A elle seule, l’introduction de l’exception d’inconstitutionnalité dans notre système juridique devrait emporter aujourd’hui l’adhésion de l’ensemble des parlementaires à la révision constitutionnelle. Portant un grand intérêt au droit constitutionnel depuis mes études juridiques, je ne comprenais et ne comprendrais pas que cette possibilité qui existe chez certains de nos voisins européens, comme l’Allemagne ou l’Italie, ne soit pas reprise en France.
Dans notre système actuel, « les lois peuvent être déférées au Conseil constitutionnel, avant leur promulgation, par le Président de la République, le Premier Ministre, le Président de l'Assemblée Nationale, le Président du Sénat ou soixante députés ou soixante sénateurs » (article 61 de la Constitution).
L’article 62 précise :
« Une disposition déclarée inconstitutionnelle ne peut être promulguée ni mise en application.
Les décisions du Conseil Constitutionnel ne sont susceptibles d'aucun recours. Elles s'imposent aux pouvoirs publics et à toutes les autorités administratives et juridictionnelles. »
C’est la saisine par voie d’action. Dans la mesure où le Conseil constitutionnel ne peut s’autosaisir, on comprend que, si aucun des acteurs précités ne croit opportun de saisir le Conseil constitutionnel, des dispositions législatives peuvent entrer en vigueur tout en violant notre Constitution, texte suprême de notre hiérarchie des normes.

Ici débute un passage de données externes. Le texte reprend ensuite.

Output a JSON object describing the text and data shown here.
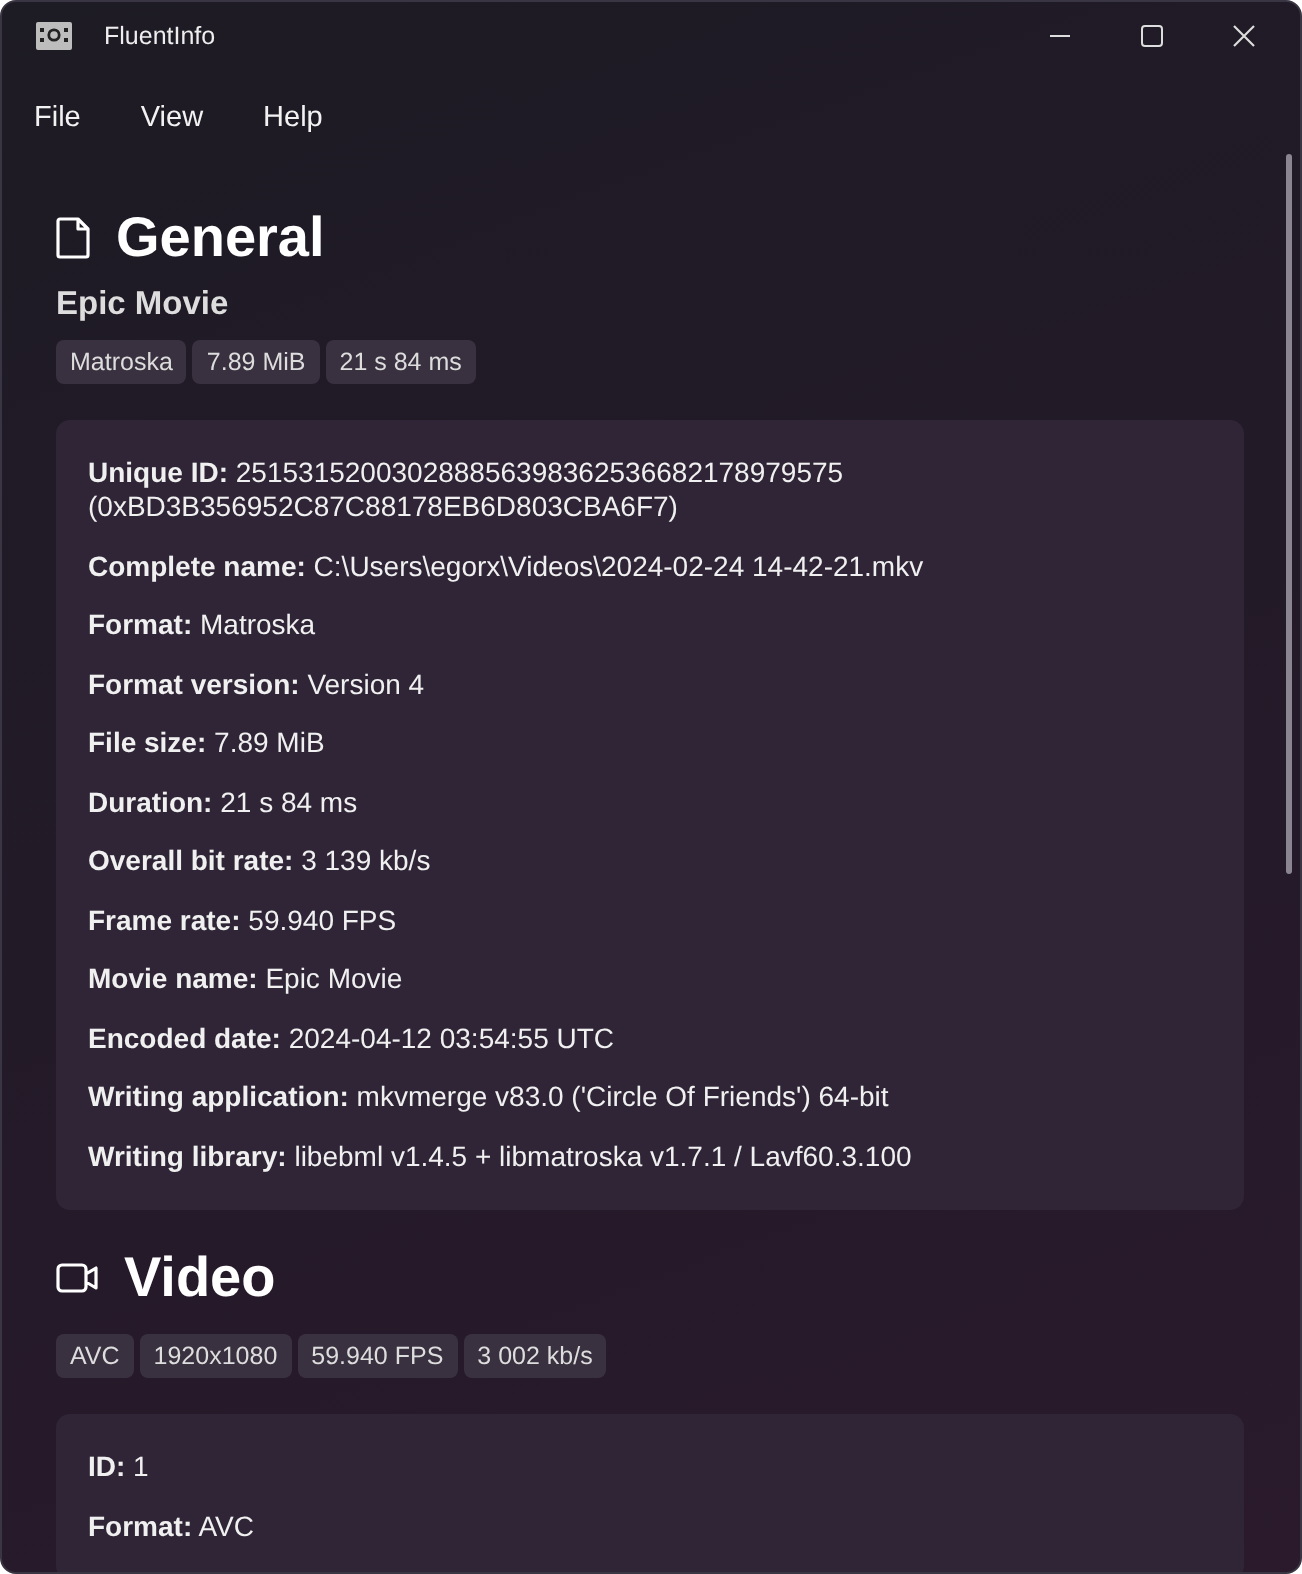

Si la réforme des institutions est adoptée, un article 61-1 complètera l’article 61 dans les termes suivants :
« Lorsque, à l’occasion d’une instance en cours devant une juridiction, il est soutenu qu’une disposition législative porte atteinte aux droits et libertés que la Constitution garantit, le Conseil constitutionnel peut être saisi de cette question sur renvoi du Conseil d’État ou de la Cour de cassation qui se prononce dans un délai déterminé. »

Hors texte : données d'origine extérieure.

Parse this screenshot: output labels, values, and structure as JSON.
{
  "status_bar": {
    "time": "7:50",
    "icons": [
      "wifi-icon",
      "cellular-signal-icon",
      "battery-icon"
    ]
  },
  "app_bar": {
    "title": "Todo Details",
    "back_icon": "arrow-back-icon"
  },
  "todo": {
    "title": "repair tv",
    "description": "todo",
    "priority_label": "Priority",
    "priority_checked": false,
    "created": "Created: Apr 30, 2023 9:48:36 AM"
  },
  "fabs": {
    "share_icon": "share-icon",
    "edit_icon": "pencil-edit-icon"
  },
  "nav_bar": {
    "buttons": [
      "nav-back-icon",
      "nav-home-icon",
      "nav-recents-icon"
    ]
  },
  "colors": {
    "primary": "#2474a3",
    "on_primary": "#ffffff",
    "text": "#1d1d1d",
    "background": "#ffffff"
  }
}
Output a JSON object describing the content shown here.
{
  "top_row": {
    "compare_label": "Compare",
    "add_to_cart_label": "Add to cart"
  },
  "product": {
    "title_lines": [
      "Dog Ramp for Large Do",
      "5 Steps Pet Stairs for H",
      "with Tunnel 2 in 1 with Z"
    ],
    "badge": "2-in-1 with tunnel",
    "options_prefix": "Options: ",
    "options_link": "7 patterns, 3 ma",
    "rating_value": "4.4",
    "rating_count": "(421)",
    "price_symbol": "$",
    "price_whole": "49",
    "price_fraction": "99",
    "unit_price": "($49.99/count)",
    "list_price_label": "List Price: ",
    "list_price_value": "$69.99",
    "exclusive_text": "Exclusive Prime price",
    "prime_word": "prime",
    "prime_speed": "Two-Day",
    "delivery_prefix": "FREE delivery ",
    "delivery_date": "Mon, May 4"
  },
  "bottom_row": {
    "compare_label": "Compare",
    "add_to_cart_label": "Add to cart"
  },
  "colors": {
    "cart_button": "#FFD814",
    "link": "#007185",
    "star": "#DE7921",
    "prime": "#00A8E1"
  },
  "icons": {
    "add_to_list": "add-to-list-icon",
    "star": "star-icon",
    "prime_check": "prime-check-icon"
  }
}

Cette saisine par voie d’exception est une avancée démocratique, certainement la plus importante connue par notre Constitution de 1958 depuis l’élection du Président de la République au suffrage universel direct en 1962, à l’initiative de Charles de Gaulle.
De la réforme des institutions en général
La sagesse qui devrait présider à toute révision de notre loi fondamentale a malheureusement été sacrifiée sur l’autel de l’enjeu politique : conforter ou désavouer le Président en adoptant ou non la réforme qu’il appelle de ses vœux.
Les socialistes voteront donc contre ce qu’ils prétendent être un verre à moitié vide. Bien que l’on se soit éloigné au fil des semaines des ambitions du comité Balladur, j’y vois un verre déjà bien rempli.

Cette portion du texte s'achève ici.